Para Carmen e Betty, eternas gatinhas.
O ex-quase-futuro ministro Carlos Marun (PMDB-MS vixe vixe), puxa-saco rebolativo da tropa de choque do Temer-Cunha e o deputado presidiário Celso Jacob (PMDB/RJ vixe), contrabandista de queijo provolone na cueca, deviam ser tema desta coluna semanal. Felizmente nos livramos de figuras tão abjetas graças a dois livros. Um deles, da antropóloga Betty Mindlin, acaba de ser publicado – Crônicas Despidas e Vestidas. O outro, da escritora e jornalista Ana Helena Tavares, está quase no prelo e só sai em 2018. Quem faz a ponte entre eles é o nosso D. Pedro.
D. Pedro I ou II? Nenhum dos dois. O Pedro, que é “nobre”, não nos pertence. O nosso é o “pobre”: Pedro, o único. Pedro Casaldáliga, bispo emérito de São Felix do Araguaia, de 89 anos. Sua biografia – Um bispo contra todas as cercas – está sendo finalizada pela autora, que me procurou por causa da entrevista que fiz em julho de 1979 para o jornal Porantim. O título, em plena ditadura, berrava: “SÓ O SOCIALISMO PODE SALVAR OS POVOS INDÍGENAS”. Lá, D. Pedro propõe “destruir as estruturas do pecado e criar novas formas de fraternidade e igualdade”.

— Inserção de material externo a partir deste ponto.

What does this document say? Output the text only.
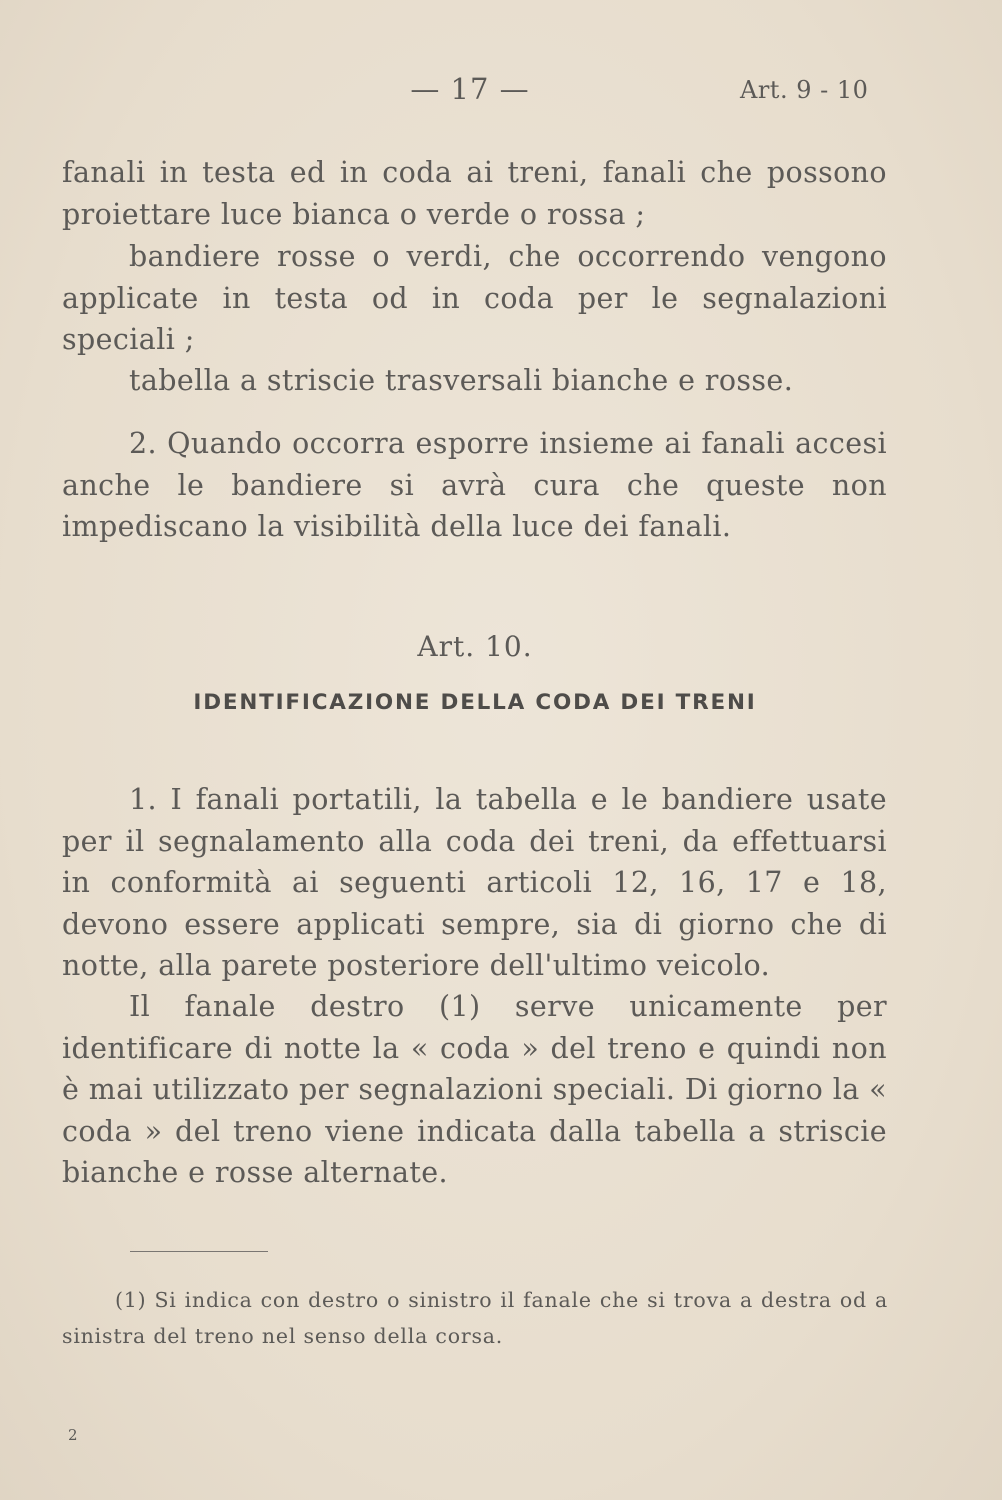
— 17 —	Art. 9 - 10
fanali in testa ed in coda ai treni, fanali che possono proiettare luce bianca o verde o rossa ;
bandiere rosse o verdi, che occorrendo vengono applicate in testa od in coda per le segnalazioni speciali ;
tabella a striscie trasversali bianche e rosse.
2. Quando occorra esporre insieme ai fanali accesi anche le bandiere si avrà cura che queste non impediscano la visibilità della luce dei fanali.
Art. 10.
IDENTIFICAZIONE DELLA CODA DEI TRENI
1. I fanali portatili, la tabella e le bandiere usate per il segnalamento alla coda dei treni, da effettuarsi in conformità ai seguenti articoli 12, 16, 17 e 18, devono essere applicati sempre, sia di giorno che di notte, alla parete posteriore dell'ultimo veicolo.
Il fanale destro (1) serve unicamente per identificare di notte la « coda » del treno e quindi non è mai utilizzato per segnalazioni speciali. Di giorno la « coda » del treno viene indicata dalla tabella a striscie bianche e rosse alternate.
(1) Si indica con destro o sinistro il fanale che si trova a destra od a sinistra del treno nel senso della corsa.
2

Compartilhei com Ana Helena o livro de Betty Mindlin, dividido em duas partes. As crônicas despidas “dedicadas a povos que não cobriam o corpo em tempos antigos”, contêm narrativas míticas, reflexões sobre formas de circulação da memória e de preservação do patrimônio, depoimentos sobre a luta indígena, umas travessuras cometidas em favor dos índios e textos sobre a música dos Wari – os Pakaa-Nova e sobre a melodia amorosa dos Ikolen de Rondônia, conhecidos como Gavião.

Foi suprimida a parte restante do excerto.